In this case, the second selector 309 is unnecessary. Furthermore, it is clear that the 8x8 pixel input image in all of the above embodiments may also be 16x16 pixels.

[Effects of the Invention] According to the present invention, excellent coding efficiency is exhibited even for reciprocating motion and scene engineering, for which the conventional cosine transform differential coding method did not improve efficiency. In addition, cosine transform encoding is a coding method that is performed in the time domain and has higher encoding efficiency than intra-frame interframe composite differential encoding, but it has the disadvantage that motion compensation prediction processing cannot be performed easily. According to the present invention, the coding efficiency is improved, so that the effects of the cosine transform coding method can be fully exhibited. Also,
In the present invention, since the frame memory is formed in the form of orthogonal transformation data such as cosine transformation, the memory capacity can generally be reduced compared to a frame memory in the time domain.

[Brief explanation of the drawing]

FIG. 1 is a diagram showing a cosine transform four-way differential encoding circuit according to an embodiment of the present invention, FIG. 2 is a diagram showing a conventional cosine transform differential encoding circuit, and FIG. 3 is a diagram showing another embodiment of the present invention. A diagram for explaining an example, the fourth factor is a diagram showing nonlinear characteristics of an arithmetic circuit, and FIG. 5 is a diagram showing a modification of FIG. 1. 102...Cosine conversion circuit 103.104, 105.106...Differentiator 1
08...Selector 111...Frame memory 113.118...Frame memory 115...
...Background memory

Claims (7)

[Claims] (1) A means for extracting a video signal in units of fields or frames, dividing it into blocks, and performing orthogonal transformation, and orthogonal transformation data of other blocks in the same field or frame and orthogonal transformation data of a certain block of a past field or frame.
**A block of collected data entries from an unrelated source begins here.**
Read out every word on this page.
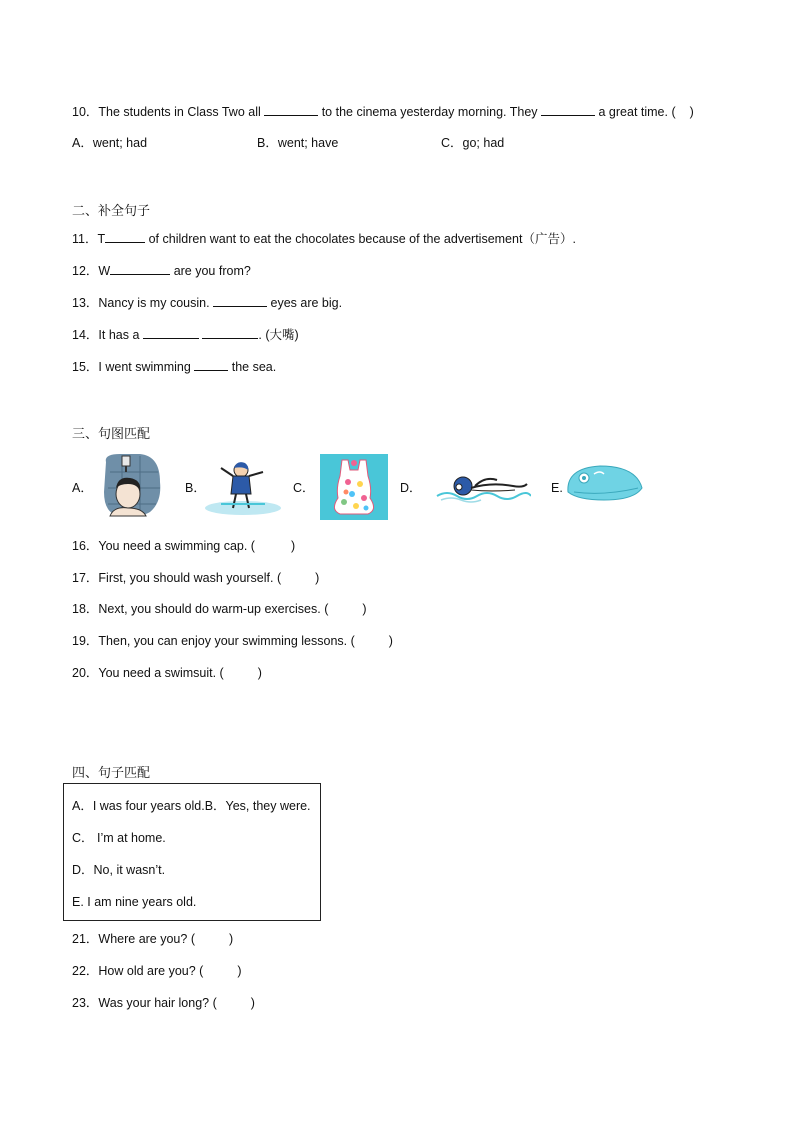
10．The students in Class Two all	to the cinema yesterday morning. They	a great time. ( )
A．went; had	B．went; have	C．go; had
二、补全句子
11．T	of children want to eat the chocolates because of the advertisement（广告）.
12．W	are you from?
13．Nancy is my cousin.	eyes are big.
14．It has a	. (大嘴)
15．I went swimming	the sea.
三、句图匹配
A．	B．	C．	D．	E.
16．You need a swimming cap. (	)
17．First, you should wash yourself. (	)
18．Next, you should do warm-up exercises. (	)
19．Then, you can enjoy your swimming lessons. (	)
20．You need a swimsuit. (	)
四、句子匹配
A．I was four years old.B．Yes, they were.
C． I’m at home.
D．No, it wasn’t.
E. I am nine years old.
21．Where are you? (	)
22．How old are you? (	)
23．Was your hair long? (	)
A difference means for performing a difference between the transformed data and four orthogonal transform data, that is, orthogonal transform data of a block having specific data and orthogonal transform data of a background image, a calculation means for calculating a difference amount from the difference data, and a calculation means for calculating a difference amount from the difference data; 1. An orthogonal transform encoding method, comprising means for selecting orthogonal transform data having a minimum difference amount by the means and encoding this difference signal. (2) The orthogonal transform encoding method according to claim 1, wherein the difference between the orthogonal transform signal of the image and the four orthogonal transform data is performed by excluding one of the DC components. (3) The orthogonal transform encoding method according to claim 1, wherein the specific data is all 0. (4) The orthogonal transform encoding method according to claim 1, wherein the orthogonal transform data of the background image is stored in a time-integrated background memory. (5) The orthogonal transform encoding method according to claim 2, wherein the orthogonal transform is performed after the difference. (6) The orthogonal transform encoding method according to claim 4, wherein the time integration is a nonlinear transform. (7) The orthogonal transform encoding method according to claim 4, wherein the background memory is an orthogonally transformed image block at a specific time.